1. Introduction
The quality of power grid image samples is crucial for the success of AI solutions within the power sector. In this field, images are widely used for the identification [
1], detection [
2], analysis, and monitoring of power grid equipment and systems [
3]. However, these images are often affected by quality issues such as noise, blurriness, and underexposure or overexposure. Image quality assessment (IQA) methods aim to assess the quality of images based on subjective human perception. According to whether an original reference image is required or not, IQA is usually categorized into full-reference IQA [
4], reduced-reference IQA [
5], and blind IQA [
6]. The scope of the FR-IQA and RR-IQA methods is limited because obtaining the original reference images is challenging in real-world applications. In contrast, BIQA methods do not require other images for reference and thus have greater application potential, but also face higher technical challenges.
Currently, BIQA methods are classified into convolutional neural network (CNN)-based methods [
7,
8] and Vision Transformer (ViT)-based methods [
9]. HyperIQA [
8] introduces a module that focuses on local distortions to capture local features, while a hyper-network is utilized to generate the parameters for the network. DEIQT [
10] uses the Transformer architecture in the encoder-decoder structure and feeds CLS tokens [
9] into the decoder, and finally outputs image quality scores. LoDa [
11] combines the advantages of CNN and Transformer by embedding local distortion features extracted by CNN into a pretrained ViT model and predicting image quality scores by CLS tokens.
As illustrated in
Figure 1, power grid images often experience significant distortions such as noise, overexposure, or underexposure. Previous methods [
8,
10,
11] have generally overlooked these specific characteristics, resulting in a decrease in quality prediction accuracy for these images. Noise typically corresponds to high-frequency features, while exposure levels are related to image brightness. We argue that integrating these features into image quality assessment models can enhance prediction accuracy. Meanwhile, low-frequency features, which contain semantic information and various local distortion characteristics, are also essential for predicting the image quality. In addition, CNNs are effective at extracting local texture features, while ViTs can integrate global features of the image.
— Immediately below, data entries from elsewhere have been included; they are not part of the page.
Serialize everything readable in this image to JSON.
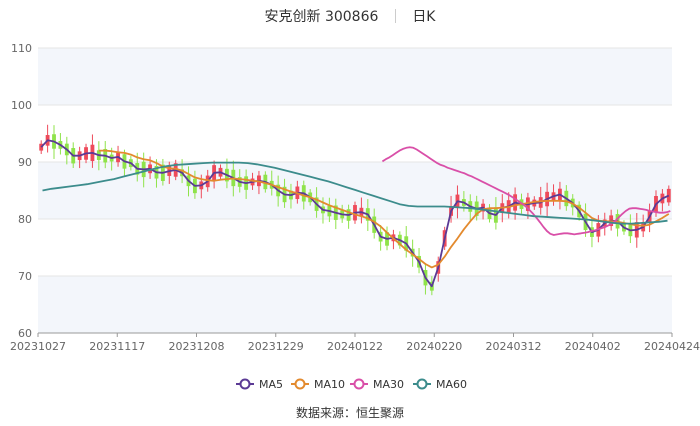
{
  "title": {
    "name": "安克创新",
    "code": "300866",
    "period": "日K"
  },
  "source": "数据来源：恒生聚源",
  "colors": {
    "up": "#ee4a5a",
    "down": "#8fe34a",
    "MA5": "#5b3a95",
    "MA10": "#e38a2e",
    "MA30": "#d94fa8",
    "MA60": "#3c8c8c",
    "grid": "#e6e6e6",
    "band": "#f3f6fb"
  },
  "chart_data": {
    "type": "candlestick",
    "ylim": [
      60,
      110
    ],
    "yticks": [
      60,
      70,
      80,
      90,
      100,
      110
    ],
    "xticks": [
      "20231027",
      "20231117",
      "20231208",
      "20231229",
      "20240122",
      "20240220",
      "20240312",
      "20240402",
      "20240424"
    ],
    "legend_position": "bottom",
    "series": [
      {
        "name": "MA5",
        "values": [
          92.6,
          93.8,
          93.6,
          93.0,
          92.2,
          91.1,
          91.1,
          91.5,
          91.6,
          91.2,
          91.1,
          90.7,
          90.9,
          90.1,
          89.8,
          88.8,
          88.7,
          88.8,
          88.2,
          88.1,
          88.4,
          88.6,
          88.1,
          86.7,
          85.8,
          85.9,
          86.6,
          88.1,
          88.2,
          87.7,
          87.2,
          86.5,
          86.3,
          86.5,
          86.7,
          86.5,
          86.0,
          85.0,
          84.3,
          84.2,
          84.6,
          84.5,
          83.8,
          82.6,
          81.6,
          81.4,
          81.1,
          80.8,
          80.7,
          81.1,
          81.2,
          80.8,
          79.0,
          76.9,
          76.5,
          76.7,
          76.3,
          75.7,
          74.1,
          72.5,
          69.7,
          68.2,
          71.5,
          76.6,
          81.4,
          83.1,
          82.9,
          82.2,
          81.8,
          82.0,
          81.0,
          80.7,
          82.0,
          82.2,
          82.9,
          82.6,
          82.6,
          82.8,
          82.9,
          83.5,
          84.0,
          84.3,
          83.6,
          82.8,
          81.4,
          79.5,
          77.7,
          78.1,
          79.3,
          79.7,
          79.6,
          78.5,
          78.0,
          78.1,
          78.6,
          80.4,
          82.6,
          83.6,
          84.1
        ]
      },
      {
        "name": "MA10",
        "values": [
          null,
          null,
          null,
          null,
          null,
          null,
          null,
          null,
          null,
          92.0,
          92.0,
          91.9,
          91.7,
          91.6,
          91.3,
          90.8,
          90.5,
          90.3,
          89.8,
          89.2,
          88.9,
          88.8,
          88.5,
          87.9,
          87.3,
          87.0,
          86.8,
          86.7,
          86.9,
          87.0,
          87.1,
          87.0,
          86.9,
          86.7,
          86.6,
          86.3,
          86.0,
          85.6,
          85.2,
          84.8,
          84.5,
          84.1,
          83.8,
          83.4,
          82.9,
          82.4,
          82.0,
          81.6,
          81.2,
          80.8,
          80.5,
          80.1,
          79.5,
          78.7,
          77.6,
          76.6,
          75.6,
          74.6,
          73.8,
          73.0,
          72.1,
          71.5,
          72.0,
          73.4,
          75.1,
          76.6,
          78.2,
          79.6,
          80.9,
          81.7,
          81.9,
          81.9,
          82.0,
          82.1,
          82.4,
          82.6,
          82.8,
          83.0,
          83.1,
          83.2,
          83.2,
          83.2,
          83.1,
          82.7,
          82.0,
          81.1,
          80.2,
          79.7,
          79.6,
          79.6,
          79.5,
          79.3,
          79.1,
          78.9,
          78.8,
          79.0,
          79.6,
          80.2,
          80.9
        ]
      },
      {
        "name": "MA30",
        "values": [
          null,
          null,
          null,
          null,
          null,
          null,
          null,
          null,
          null,
          null,
          null,
          null,
          null,
          null,
          null,
          null,
          null,
          null,
          null,
          null,
          null,
          null,
          null,
          null,
          null,
          null,
          null,
          null,
          null,
          null,
          null,
          null,
          null,
          null,
          null,
          null,
          null,
          null,
          null,
          null,
          null,
          null,
          null,
          null,
          null,
          null,
          null,
          null,
          null,
          null,
          null,
          null,
          null,
          null,
          null,
          null,
          null,
          null,
          null,
          null,
          null,
          null,
          null,
          null,
          null,
          null,
          null,
          null,
          null,
          null,
          null,
          null,
          null,
          null,
          null,
          null,
          null,
          null,
          null,
          null,
          null,
          null,
          null,
          null,
          null,
          null,
          null,
          null,
          null,
          null,
          null,
          null,
          null,
          null,
          null,
          null,
          null,
          null,
          null,
          null,
          90.1,
          90.5,
          90.8,
          91.2,
          91.6,
          92.0,
          92.3,
          92.5,
          92.6,
          92.5,
          92.2,
          91.8,
          91.4,
          91.0,
          90.6,
          90.2,
          89.8,
          89.5,
          89.3,
          89.0,
          88.8,
          88.6,
          88.4,
          88.2,
          88.0,
          87.7,
          87.5,
          87.2,
          86.9,
          86.6,
          86.3,
          86.0,
          85.7,
          85.4,
          85.1,
          84.8,
          84.5,
          84.2,
          83.8,
          83.4,
          83.0,
          82.6,
          82.1,
          81.5,
          80.9,
          80.2,
          79.4,
          78.6,
          77.9,
          77.4,
          77.2,
          77.3,
          77.4,
          77.5,
          77.5,
          77.4,
          77.3,
          77.4,
          77.5,
          77.6,
          77.7,
          77.9,
          78.0,
          78.2,
          78.4,
          78.6,
          78.9,
          79.2,
          79.7,
          80.3,
          80.9,
          81.4,
          81.8,
          81.9,
          81.9,
          81.8,
          81.7,
          81.6,
          81.4,
          81.3,
          81.2,
          81.1,
          81.1,
          81.2,
          81.4
        ]
      },
      {
        "name": "MA60",
        "values": [
          85.0,
          85.3,
          85.5,
          85.7,
          85.9,
          86.1,
          86.4,
          86.7,
          87.0,
          87.4,
          87.8,
          88.2,
          88.6,
          89.0,
          89.3,
          89.5,
          89.6,
          89.7,
          89.8,
          89.9,
          89.9,
          89.9,
          89.9,
          89.8,
          89.6,
          89.3,
          89.0,
          88.6,
          88.2,
          87.8,
          87.4,
          87.0,
          86.6,
          86.1,
          85.6,
          85.1,
          84.6,
          84.1,
          83.6,
          83.1,
          82.6,
          82.3,
          82.2,
          82.2,
          82.2,
          82.2,
          82.1,
          82.0,
          81.9,
          81.7,
          81.5,
          81.3,
          81.1,
          80.9,
          80.7,
          80.5,
          80.4,
          80.3,
          80.2,
          80.1,
          80.0,
          79.9,
          79.7,
          79.5,
          79.3,
          79.2,
          79.2,
          79.3,
          79.4,
          79.5,
          79.7
        ]
      }
    ]
  }
}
Combining the strengths of both is crucial for improving image quality predictions in power grid applications.
Finally, a multi-dimension distortion feature network (MDFN) is proposed based on CNN and Transformer, which leverages low-frequency features, high-frequency features, noise, and brightness information to assess the quality. Specifically, we design a dual-branch feature extractor, where CNN extracts multi-scale local distortion features, while ViT captures global image features, with extracted distortion features from CNN additionally introduced at each layer. As shown in
Figure 2, previous methods typically do not separate low-frequency and high-frequency features when extracting distortion features. We argue that more detailed distortion features can be obtained by processing low-frequency and high-frequency features separately, since high frequencies are typically associated with edges and details, while low frequencies are generally related to the semantic features. Therefore, we propose the frequency selection module (FSM) to extract low-frequency and high-frequency features, and update these representations in the spectral domain to achieve feature fusion in the spatial domain. Specifically, it first converts the features into the spectral domain using an FFT and passes them through a filter to get the frequency features, and then combines the real and imaginary components of the representations along the channel dimension to obtain the spectral domain representations. Then, the features are calculated with convolutional layers to realize the update of the frequency features. This can be regarded as a global fusion of the features because a change in the value within the spectral domain will influence all values in the spatial field. Finally, the real and imaginary parts are separated and the features are converted back to the spatial field to obtain multi-scale low-frequency and high-frequency distortion features. Then, inspired by LoDa [
11], we introduce a local distortion feature injection module that incorporates local distortion features into ViT. Finally, the noise and brightness features of the image are hand-designed and concatenated with the CLS token from ViT to perform the final quality prediction. As illustrated in
Figure 2, previous methods ignore the importance of the noise and brightness features and do not combine them into the prediction of image quality. Therefore, we design an effective method to obtain these features. Specifically, the brightness features can be viewed as an average of the gray values of the RGB channels of the image. For noise features, Gaussian blurring is first applied to the image, then the residuals of the image before and after blurring are calculated, and we finally obtain the standard deviation of the residuals. Considering the number of parameters, average pooling is finally performed on the hand-designed features.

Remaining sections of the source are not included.